S’agissant de faits d’une particulière gravité, savoir des cunnilingus et des attouchements infligés à plusieurs reprises par un beau-père à sa belle-fille depuis ses 13 ans, un arrêt de la chambre criminelle de la Cour de cassation en date du 14 octobre 2020 (n°20-83.273), rejetant le pourvoi formé par la plaignante, sème le trouble et interroge.
Avant la Haute-Juridiction, les juges du fond (Juge d’instruction et Chambre de l’instruction) avaient écarté la qualification de viol et préféré retenir celle d’agression sexuelle, tout autant sur l’élément matériel que sur l’élément moral du viol.

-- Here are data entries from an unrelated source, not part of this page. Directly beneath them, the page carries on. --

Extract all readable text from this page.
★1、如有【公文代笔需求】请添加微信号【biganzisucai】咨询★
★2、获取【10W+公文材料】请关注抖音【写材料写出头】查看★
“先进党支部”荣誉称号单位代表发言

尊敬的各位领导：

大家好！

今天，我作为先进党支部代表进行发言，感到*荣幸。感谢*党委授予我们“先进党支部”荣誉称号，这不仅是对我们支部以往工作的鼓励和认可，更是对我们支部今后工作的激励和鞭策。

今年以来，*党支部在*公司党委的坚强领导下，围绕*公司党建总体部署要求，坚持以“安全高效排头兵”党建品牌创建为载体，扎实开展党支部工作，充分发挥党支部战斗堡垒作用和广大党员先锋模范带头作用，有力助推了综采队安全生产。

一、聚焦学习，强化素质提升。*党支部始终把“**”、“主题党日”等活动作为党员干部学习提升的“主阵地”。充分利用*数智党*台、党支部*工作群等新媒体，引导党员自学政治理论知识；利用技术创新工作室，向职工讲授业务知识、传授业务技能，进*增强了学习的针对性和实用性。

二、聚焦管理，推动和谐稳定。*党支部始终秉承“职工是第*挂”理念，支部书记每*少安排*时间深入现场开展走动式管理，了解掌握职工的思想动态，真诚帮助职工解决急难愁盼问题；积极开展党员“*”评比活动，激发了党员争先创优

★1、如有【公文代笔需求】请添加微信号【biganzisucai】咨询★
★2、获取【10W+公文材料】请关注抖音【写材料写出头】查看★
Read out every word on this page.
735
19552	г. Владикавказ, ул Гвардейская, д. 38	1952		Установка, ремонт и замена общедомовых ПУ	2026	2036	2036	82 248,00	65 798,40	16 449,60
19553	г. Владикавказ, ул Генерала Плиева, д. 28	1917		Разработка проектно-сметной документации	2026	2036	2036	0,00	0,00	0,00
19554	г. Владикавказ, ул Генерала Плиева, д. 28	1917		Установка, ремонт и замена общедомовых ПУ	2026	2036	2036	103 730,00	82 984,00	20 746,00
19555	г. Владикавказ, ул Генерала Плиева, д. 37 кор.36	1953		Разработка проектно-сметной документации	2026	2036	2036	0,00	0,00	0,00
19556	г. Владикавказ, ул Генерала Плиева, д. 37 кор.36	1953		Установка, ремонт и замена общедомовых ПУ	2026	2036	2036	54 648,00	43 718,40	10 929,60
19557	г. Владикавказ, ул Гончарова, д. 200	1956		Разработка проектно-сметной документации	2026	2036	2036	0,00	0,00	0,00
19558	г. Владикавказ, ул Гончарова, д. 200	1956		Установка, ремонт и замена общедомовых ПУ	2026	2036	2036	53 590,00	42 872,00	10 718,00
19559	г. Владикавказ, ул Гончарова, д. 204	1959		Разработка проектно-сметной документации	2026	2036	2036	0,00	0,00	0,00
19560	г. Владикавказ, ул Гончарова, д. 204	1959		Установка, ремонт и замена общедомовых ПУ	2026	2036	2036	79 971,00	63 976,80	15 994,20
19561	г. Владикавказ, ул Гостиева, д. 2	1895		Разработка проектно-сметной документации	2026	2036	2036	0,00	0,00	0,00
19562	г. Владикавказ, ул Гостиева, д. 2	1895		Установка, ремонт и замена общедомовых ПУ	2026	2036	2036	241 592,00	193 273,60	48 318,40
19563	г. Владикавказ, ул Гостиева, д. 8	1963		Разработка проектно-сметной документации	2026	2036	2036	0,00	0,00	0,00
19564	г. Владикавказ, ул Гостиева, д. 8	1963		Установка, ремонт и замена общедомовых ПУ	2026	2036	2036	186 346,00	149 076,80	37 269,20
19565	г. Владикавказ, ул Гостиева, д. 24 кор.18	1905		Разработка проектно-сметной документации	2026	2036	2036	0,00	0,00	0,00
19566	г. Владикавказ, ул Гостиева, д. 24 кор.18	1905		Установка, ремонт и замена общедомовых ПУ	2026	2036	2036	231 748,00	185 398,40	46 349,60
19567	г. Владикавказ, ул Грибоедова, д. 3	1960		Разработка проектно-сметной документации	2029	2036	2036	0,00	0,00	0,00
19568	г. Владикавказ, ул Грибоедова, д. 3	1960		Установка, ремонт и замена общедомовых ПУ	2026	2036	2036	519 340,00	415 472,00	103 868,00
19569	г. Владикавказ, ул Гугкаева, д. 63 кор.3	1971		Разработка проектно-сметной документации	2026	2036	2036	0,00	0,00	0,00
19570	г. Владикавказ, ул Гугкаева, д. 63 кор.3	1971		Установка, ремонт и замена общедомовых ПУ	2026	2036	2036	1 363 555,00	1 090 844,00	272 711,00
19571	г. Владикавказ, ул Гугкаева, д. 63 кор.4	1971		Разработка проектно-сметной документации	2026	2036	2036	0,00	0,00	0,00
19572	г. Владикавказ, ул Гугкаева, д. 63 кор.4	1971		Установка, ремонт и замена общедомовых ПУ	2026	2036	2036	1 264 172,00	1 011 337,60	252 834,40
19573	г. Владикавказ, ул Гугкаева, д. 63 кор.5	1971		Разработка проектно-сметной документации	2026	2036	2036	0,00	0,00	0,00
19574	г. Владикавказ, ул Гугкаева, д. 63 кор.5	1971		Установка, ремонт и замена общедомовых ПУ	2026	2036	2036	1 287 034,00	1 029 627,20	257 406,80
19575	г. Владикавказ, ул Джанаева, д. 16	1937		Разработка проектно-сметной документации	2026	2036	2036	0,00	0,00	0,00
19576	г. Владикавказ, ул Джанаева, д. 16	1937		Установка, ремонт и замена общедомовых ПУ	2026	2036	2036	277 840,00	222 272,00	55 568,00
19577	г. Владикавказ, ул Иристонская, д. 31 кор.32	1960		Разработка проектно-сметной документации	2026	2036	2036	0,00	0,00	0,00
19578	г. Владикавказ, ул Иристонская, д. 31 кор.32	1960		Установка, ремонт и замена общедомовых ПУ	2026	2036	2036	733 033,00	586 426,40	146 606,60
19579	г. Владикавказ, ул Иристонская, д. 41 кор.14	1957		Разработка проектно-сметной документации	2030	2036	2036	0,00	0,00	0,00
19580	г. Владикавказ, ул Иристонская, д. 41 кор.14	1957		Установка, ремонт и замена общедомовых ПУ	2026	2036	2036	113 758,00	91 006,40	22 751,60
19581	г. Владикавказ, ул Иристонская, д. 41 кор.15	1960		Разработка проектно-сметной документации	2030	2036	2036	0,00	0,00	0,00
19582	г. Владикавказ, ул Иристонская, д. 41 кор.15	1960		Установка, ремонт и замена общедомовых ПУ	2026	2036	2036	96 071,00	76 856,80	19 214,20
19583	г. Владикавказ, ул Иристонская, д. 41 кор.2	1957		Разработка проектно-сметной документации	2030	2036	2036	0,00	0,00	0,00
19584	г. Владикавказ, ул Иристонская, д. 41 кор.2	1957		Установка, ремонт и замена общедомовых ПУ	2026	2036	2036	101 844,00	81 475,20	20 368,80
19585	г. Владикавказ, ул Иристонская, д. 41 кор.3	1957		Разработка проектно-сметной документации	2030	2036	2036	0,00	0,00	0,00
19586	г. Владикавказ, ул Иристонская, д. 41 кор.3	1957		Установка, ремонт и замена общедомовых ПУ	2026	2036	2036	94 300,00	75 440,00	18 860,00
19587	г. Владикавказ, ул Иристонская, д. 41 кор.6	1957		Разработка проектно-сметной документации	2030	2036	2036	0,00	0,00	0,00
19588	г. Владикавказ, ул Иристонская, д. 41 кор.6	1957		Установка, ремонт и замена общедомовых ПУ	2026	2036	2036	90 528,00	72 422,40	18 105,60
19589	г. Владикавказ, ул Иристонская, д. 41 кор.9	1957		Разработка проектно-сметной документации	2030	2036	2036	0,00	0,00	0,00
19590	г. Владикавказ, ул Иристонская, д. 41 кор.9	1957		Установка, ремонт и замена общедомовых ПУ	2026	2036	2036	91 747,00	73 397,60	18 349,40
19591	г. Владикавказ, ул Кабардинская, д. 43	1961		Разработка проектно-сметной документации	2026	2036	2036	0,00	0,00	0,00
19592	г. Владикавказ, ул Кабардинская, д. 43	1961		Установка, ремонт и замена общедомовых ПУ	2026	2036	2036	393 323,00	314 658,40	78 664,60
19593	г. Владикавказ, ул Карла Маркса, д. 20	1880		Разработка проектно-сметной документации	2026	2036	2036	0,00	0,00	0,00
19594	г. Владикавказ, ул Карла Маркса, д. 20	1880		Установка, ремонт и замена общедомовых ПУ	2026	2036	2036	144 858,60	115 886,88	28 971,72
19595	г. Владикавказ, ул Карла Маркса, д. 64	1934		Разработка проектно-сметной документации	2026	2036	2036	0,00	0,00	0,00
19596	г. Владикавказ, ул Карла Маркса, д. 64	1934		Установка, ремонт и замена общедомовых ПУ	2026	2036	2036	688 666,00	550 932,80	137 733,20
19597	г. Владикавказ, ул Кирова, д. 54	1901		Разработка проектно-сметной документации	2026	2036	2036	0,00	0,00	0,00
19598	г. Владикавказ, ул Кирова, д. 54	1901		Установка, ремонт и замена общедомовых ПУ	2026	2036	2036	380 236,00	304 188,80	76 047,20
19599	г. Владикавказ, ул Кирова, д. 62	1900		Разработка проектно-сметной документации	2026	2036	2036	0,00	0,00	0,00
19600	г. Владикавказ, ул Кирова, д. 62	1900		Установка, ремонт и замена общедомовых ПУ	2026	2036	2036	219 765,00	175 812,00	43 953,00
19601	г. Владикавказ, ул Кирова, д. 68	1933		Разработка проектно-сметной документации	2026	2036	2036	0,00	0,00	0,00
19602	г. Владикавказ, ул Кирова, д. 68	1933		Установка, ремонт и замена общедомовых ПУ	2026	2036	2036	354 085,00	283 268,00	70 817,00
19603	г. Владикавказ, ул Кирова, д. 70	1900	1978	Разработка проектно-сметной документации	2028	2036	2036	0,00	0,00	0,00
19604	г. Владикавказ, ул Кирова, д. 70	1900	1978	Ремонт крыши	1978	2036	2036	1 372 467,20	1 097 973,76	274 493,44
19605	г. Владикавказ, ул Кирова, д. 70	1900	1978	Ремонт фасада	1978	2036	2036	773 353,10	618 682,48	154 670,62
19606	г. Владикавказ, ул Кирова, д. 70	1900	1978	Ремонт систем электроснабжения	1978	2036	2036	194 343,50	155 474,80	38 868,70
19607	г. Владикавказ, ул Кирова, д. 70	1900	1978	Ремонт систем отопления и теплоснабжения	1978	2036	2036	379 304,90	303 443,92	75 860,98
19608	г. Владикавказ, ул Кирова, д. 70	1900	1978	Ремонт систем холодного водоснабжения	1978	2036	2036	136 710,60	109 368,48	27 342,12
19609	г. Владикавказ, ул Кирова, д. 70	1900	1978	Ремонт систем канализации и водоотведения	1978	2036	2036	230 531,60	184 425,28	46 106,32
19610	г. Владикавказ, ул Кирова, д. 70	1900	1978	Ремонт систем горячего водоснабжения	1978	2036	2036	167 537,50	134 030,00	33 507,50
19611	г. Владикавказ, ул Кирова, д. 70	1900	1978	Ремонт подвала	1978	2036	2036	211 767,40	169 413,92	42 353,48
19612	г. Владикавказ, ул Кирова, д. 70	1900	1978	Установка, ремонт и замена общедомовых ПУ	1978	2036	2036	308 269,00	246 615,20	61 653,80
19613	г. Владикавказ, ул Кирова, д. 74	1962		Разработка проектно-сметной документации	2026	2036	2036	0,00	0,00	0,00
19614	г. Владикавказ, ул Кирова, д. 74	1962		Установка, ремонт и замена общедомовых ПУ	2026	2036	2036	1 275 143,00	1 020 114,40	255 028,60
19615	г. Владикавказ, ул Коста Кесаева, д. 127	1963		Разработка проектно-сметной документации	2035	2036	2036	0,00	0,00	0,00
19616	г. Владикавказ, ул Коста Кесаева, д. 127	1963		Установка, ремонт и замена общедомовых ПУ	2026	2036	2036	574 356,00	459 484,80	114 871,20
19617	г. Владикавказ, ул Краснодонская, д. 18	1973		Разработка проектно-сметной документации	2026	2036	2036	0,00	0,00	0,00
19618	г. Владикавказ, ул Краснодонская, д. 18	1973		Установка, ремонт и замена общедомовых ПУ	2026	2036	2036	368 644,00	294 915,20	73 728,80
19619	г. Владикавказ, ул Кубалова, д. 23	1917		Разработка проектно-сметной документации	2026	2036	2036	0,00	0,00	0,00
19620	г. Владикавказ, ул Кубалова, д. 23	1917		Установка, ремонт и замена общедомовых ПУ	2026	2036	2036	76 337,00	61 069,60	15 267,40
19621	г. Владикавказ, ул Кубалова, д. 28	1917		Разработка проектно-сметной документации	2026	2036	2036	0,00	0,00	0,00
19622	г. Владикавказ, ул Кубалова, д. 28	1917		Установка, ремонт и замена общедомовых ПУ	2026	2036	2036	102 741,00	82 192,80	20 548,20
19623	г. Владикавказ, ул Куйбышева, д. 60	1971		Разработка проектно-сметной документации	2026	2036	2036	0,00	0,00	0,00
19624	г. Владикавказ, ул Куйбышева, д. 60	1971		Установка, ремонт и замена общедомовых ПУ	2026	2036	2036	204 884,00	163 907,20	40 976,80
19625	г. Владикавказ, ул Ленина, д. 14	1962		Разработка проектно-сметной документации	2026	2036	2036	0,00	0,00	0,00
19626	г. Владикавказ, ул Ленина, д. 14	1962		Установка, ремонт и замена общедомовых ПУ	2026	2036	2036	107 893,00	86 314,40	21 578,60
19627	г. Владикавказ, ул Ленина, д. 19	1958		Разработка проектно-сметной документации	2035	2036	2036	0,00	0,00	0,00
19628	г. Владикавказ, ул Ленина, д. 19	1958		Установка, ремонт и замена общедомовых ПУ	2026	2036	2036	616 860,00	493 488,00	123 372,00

L’article du Code pénal qui incrimine les faits de viol et puni ceux-ci d’une peine de 15 ans de réclusion criminelle est l’article 222-23 du Code pénal lequel dispose :
« Tout acte de pénétration sexuelle, de quelque nature qu’il soit, ou tout acte bucco-génital commis sur la personne d’autrui ou sur la personne de l’auteur par violence, contrainte, menace ou surprise est un viol. »
L’élément matériel constitutif de l’infraction est l’acte de pénétration. L’élément moral consiste en la volonté de commettre l’acte avec la conscience de l’imposer à une victime qui de son côté n’y consent pas.
S’agissant des faits de l’espèce, la chambre de l’instruction semble en outre exiger que l’incrimination pour viol suppose une pénétration « suffisamment profonde pour caractériser un acte de pénétration ». Selon celle-ci « aucune précision en termes d’intensité, de profondeur, de durée ou de mouvement » n’étant apportée, rien ne prouverait une « introduction volontaire au-delà de l’orée du vagin ».
Rien de tel n’est pourtant exigé par la lettre de l’article 222-23 du Code pénal et l’on comprend dès lors le pourvoi de la plaignante dont le premier moyen porte justement sur la profondeur de la pénétration sexuelle qui ne constitue pas une condition de qualification du viol. La chambre de l’instruction aurait ainsi ajouté un élément (une profondeur significative) non prévu par le texte.
En cela nous ne pouvons que rejoindre la demandeuse au pourvoi, l’acte de pénétration ne saurait être exclu à raison d’un degré de pénétration insuffisant en termes de profondeur. Retenir l’inverse confine à l’absurde. En effet, et en toute matière, comment pourrait-on concevoir qu’un individu qui pénètre dans une pièce demeure à l’extérieur ? La raison dicte que le crime de viol soit retenu dès le départ de la pénétration, peu important sa profondeur, sa durée, ou toute autre considération factuelle… C’est le sens même de l’article 222-23 du Code pénal qui incrimine « Tout acte de pénétration sexuelle, de quelque nature qu’il soit » (nous soulignons).
Face à cette décision ambiguë nous ne pouvons qu’espérer que la Cour de cassation n’ait pas voulu modifier les éléments constitutifs de l’infraction. A vrai dire nous ne le pensons pas.
En effet, il semblerait plutôt qu’en l’espèce la véritable problématique juridique à avoir dicté les décisions intervenues soit celle de la preuve. En effet, il semblerait qu’en l’absence d’éléments probants suffisants rapportés par le ministère public, la qualification d’agression sexuelle aggravée ait été retenue dans l’objectif louable de garantir des poursuites pénales et une éventuelle condamnation.
C’est la fameuse pratique de la correctionnalisation, ou l’action de transformer un crime en délit, usuellement employée afin d’éviter la mise en accusation d’un mis en examen et son renvoi devant la cour d’assises au profit d’un renvoi devant le Tribunal correctionnel.
Il apparaît aujourd’hui nécessaire de réfléchir à la question de la preuve (preuve d’une pénétration sexuelle et preuve de l’absence du consentement), qui se trouve être en réalité à l’origine de la requalification opérée par la chambre de l’instruction, validée par la Cour de cassation.
Cette délicate problématique est en effet au cœur des débats qui agitent le droit pénal. Nous pensons à la proposition de loi n°3209 du 15 juillet 2020 visant à rendre imprescriptibles les viols sur mineurs. Si la proposition à pour dessein louable de permettre la poursuite d’individus coupables de tels crimes, ne risque-t-elle pas plutôt d’aboutir à des acquittements à répétition en raison de la déperdition de la preuve par l’effet du temps ?
Sur ce sujet, nous nous en rapportons aux mots très justes de notre Confrère, Pierre-Oliviers SUR, ancien Bâtonnier de Paris, selon qui « Seule la morale est imprescriptible. Mais le droit pénal n’est pas une morale. » et « seule l’attente du pardon demeure toujours recevable, ratione temporis ».